A Ofélia Maria sabe tudo, torna-se antipática por estar sempre pronta a um comentário ou colocação mais sábios que os dos presentes. Aconselha à narradora, sem ser consultada, sobre qualquer assunto, até que, de tanto entender de tudo e de tanto saber cuidar com sua pretensiosa superioridade, acaba por destruir aquilo que todos mais parecem amar no momento que vivenciam. E, irresponsável, não assume.

O menino de óculos atormenta-se por não ter consciência da própria inteligência. Vive vacilando ante a instabilidade de humores da família que ora o reconhece, ora se mostra indiferente. Confuso, arma estratégias, resolve agir sem naturalildade, sabe que pode fingir o que desejar, então se demora construindo a imagem que pretende aparentar em determinado dia que lhe está programado. Em um precoce maquiavelismo, vive um processo existencial que acimenta as bases de um caráter carregado de torpeza.

A menina ruiva é a única a escapar do elenco de pequenos anjos decaídos, e também a protagonista do conto mais encantador e lírico da seleção de contos poderosos e encantadores na construção singular de Clarice Lispector.

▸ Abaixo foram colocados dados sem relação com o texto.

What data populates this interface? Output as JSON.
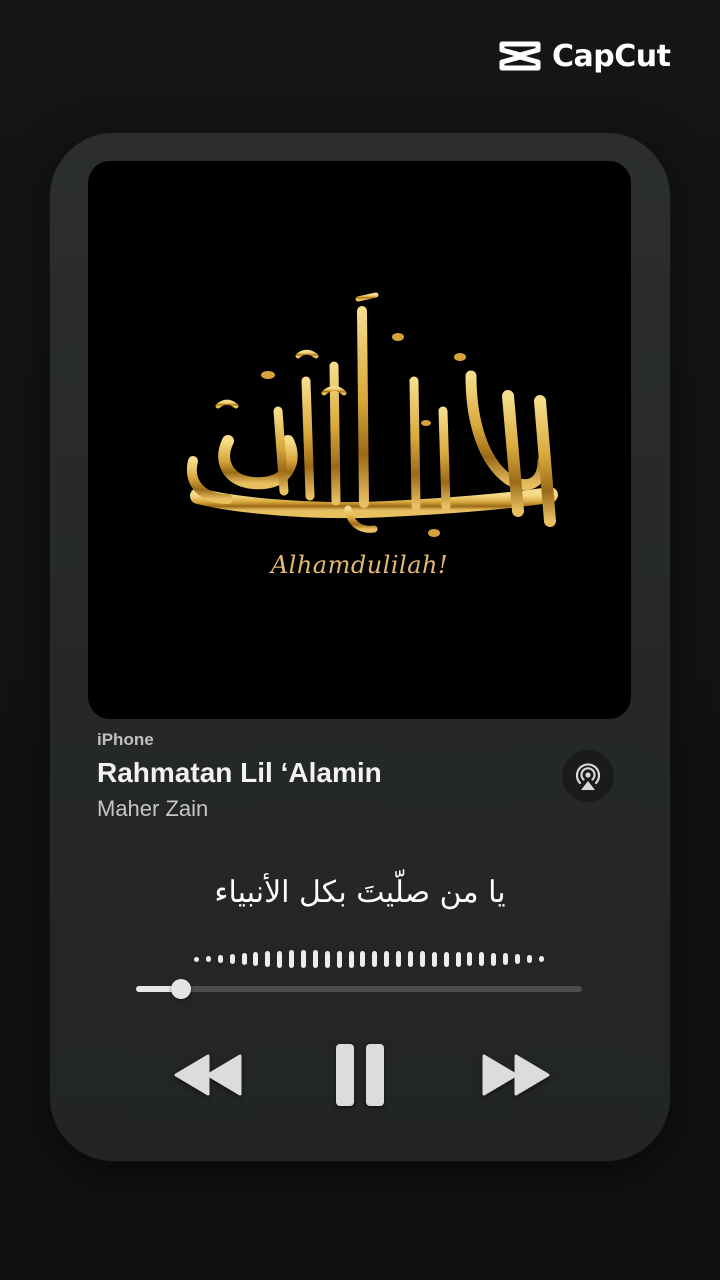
{
  "watermark": {
    "text": "CapCut",
    "icon": "capcut-logo-icon"
  },
  "artwork": {
    "caption": "Alhamdulilah!"
  },
  "now_playing": {
    "source": "iPhone",
    "title": "Rahmatan Lil ‘Alamin",
    "artist": "Maher Zain",
    "lyric": "يا من صلّيتَ بكل الأنبياء"
  },
  "playback": {
    "progress": 0.1,
    "state": "playing"
  },
  "icons": {
    "airplay": "airplay-audio-icon",
    "rewind": "rewind-icon",
    "pause": "pause-icon",
    "forward": "fast-forward-icon"
  },
  "colors": {
    "accent_gold": "#e3b873",
    "card": "#272a28",
    "text": "#f1f2f1"
  }
}
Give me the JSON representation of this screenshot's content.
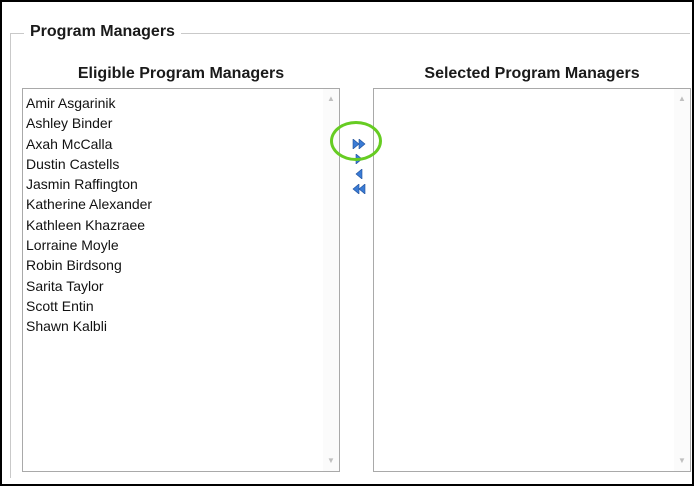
{
  "section": {
    "title": "Program Managers"
  },
  "eligible": {
    "title": "Eligible Program Managers",
    "items": [
      "Amir Asgarinik",
      "Ashley Binder",
      "Axah McCalla",
      "Dustin Castells",
      "Jasmin Raffington",
      "Katherine Alexander",
      "Kathleen Khazraee",
      "Lorraine Moyle",
      "Robin Birdsong",
      "Sarita Taylor",
      "Scott Entin",
      "Shawn Kalbli"
    ]
  },
  "selected": {
    "title": "Selected Program Managers",
    "items": []
  },
  "movers": {
    "add_all_icon": "double-right-arrow-icon",
    "add_one_icon": "right-arrow-icon",
    "remove_one_icon": "left-arrow-icon",
    "remove_all_icon": "double-left-arrow-icon"
  },
  "colors": {
    "arrow_blue": "#3a7bd5",
    "highlight_green": "#66cc22",
    "list_border": "#a9a9a9"
  }
}
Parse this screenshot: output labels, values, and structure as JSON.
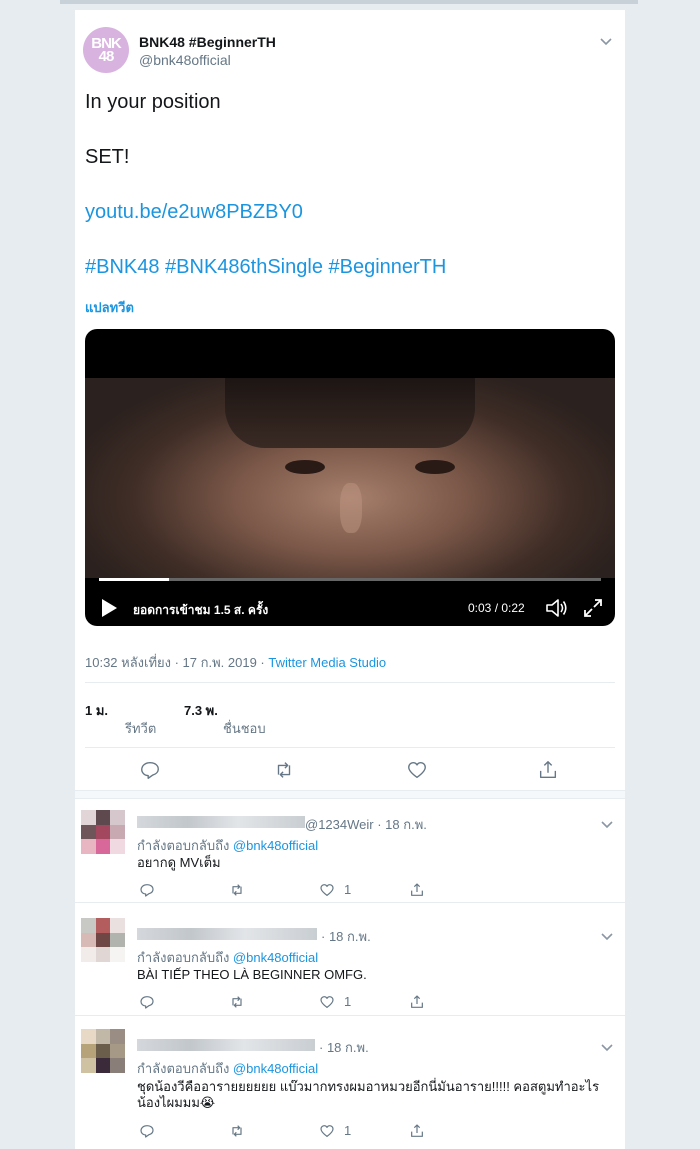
{
  "tweet": {
    "author": {
      "name": "BNK48 #BeginnerTH",
      "handle": "@bnk48official",
      "avatar_text": "BNK48",
      "avatar_color": "#d9b3e0"
    },
    "lines": [
      "In your position",
      "SET!"
    ],
    "link": "youtu.be/e2uw8PBZBY0",
    "hashtags": "#BNK48 #BNK486thSingle #BeginnerTH",
    "translate_label": "แปลทวีต",
    "video": {
      "views": "ยอดการเข้าชม 1.5 ส. ครั้ง",
      "time": "0:03 / 0:22",
      "progress_fraction": 0.14
    },
    "meta": {
      "timestamp": "10:32 หลังเที่ยง · 17 ก.พ. 2019 · ",
      "source": "Twitter Media Studio"
    },
    "stats": {
      "retweets_count": "1 ม.",
      "retweets_label": "รีทวีต",
      "likes_count": "7.3 พ.",
      "likes_label": "ชื่นชอบ"
    },
    "actions": [
      "reply-icon",
      "retweet-icon",
      "like-icon",
      "share-icon"
    ]
  },
  "replies": [
    {
      "handle_meta": "@1234Weir · 18 ก.พ.",
      "replying_prefix": "กำลังตอบกลับถึง ",
      "replying_to": "@bnk48official",
      "text": "อยากดู MVเต็ม",
      "likes": "1"
    },
    {
      "handle_meta": "· 18 ก.พ.",
      "replying_prefix": "กำลังตอบกลับถึง ",
      "replying_to": "@bnk48official",
      "text": "BÀI TIẾP THEO LÀ BEGINNER OMFG.",
      "likes": "1"
    },
    {
      "handle_meta": "· 18 ก.พ.",
      "replying_prefix": "กำลังตอบกลับถึง ",
      "replying_to": "@bnk48official",
      "text": "ชุดน้องวีคืออารายยยยยย แบ๊วมากทรงผมอาหมวยอีกนี่มันอาราย!!!!! คอสตูมทำอะไรน้องไผมมม😭",
      "likes": "1"
    }
  ],
  "colors": {
    "link": "#1b95e0",
    "background": "#e6ecf0",
    "secondary_text": "#657786"
  }
}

Sem me preocupar com os temas evocados, tenho me detido na particularidade das personagens mirins e sua característica especial. No entanto A Legião Estrangeira é muito mais que crianças difíceis. É a angústia dessa busca incompreendida que se padece na adolescência; é a inexplicabilidade da amizade que se merece pelo mero fato de existir; é o tédio de obedecer ao cotidiano insosso e sem perspectiva, tal se fosse dogma; é a humilhante carência afetiva em confronto com a sordidez da vaidosa prepotência; é a velha Mocinha carregando todo o abandono e miserabilidade da condição humana; é a Quinta história que após oferecer quatro formas de contar como livrar-se das baratas, sintetiza a quinta história em duas linhas sob um título pelo qual só um autor corajoso arriscaria ferir a imaginação do leitor estupefato. Finalmente, é O Ovo que se enfiou entre as páginas do livro para que a autora se estendesse de premissa em premissa, desenvolvendo sua capacidade de filosofar profunda e demoradamente sobre a própria condição humana, e a condição da própria narradora, enquanto ser situado na heterogeneidade do universo. Até que, despertando para o quão longe se permitira, perguntar: Mas, e o ovo? E confessar: enquanto eu falava do ovo, eu tinha esquecido do ovo.

         Isso é Clarice, um pouco do muito de Clarice Lispector em a Legião Estrangeira, do qual outros já tenham falado mais e melhor. Dela que, dominando a palavra em exercício pessoal, a ela se entrega, permitindo que se espalhe, se construa e desconstrua, na simbiose em que se alimentam, palavra e autor que se confundem e se realizam, pois assim se faz preciso.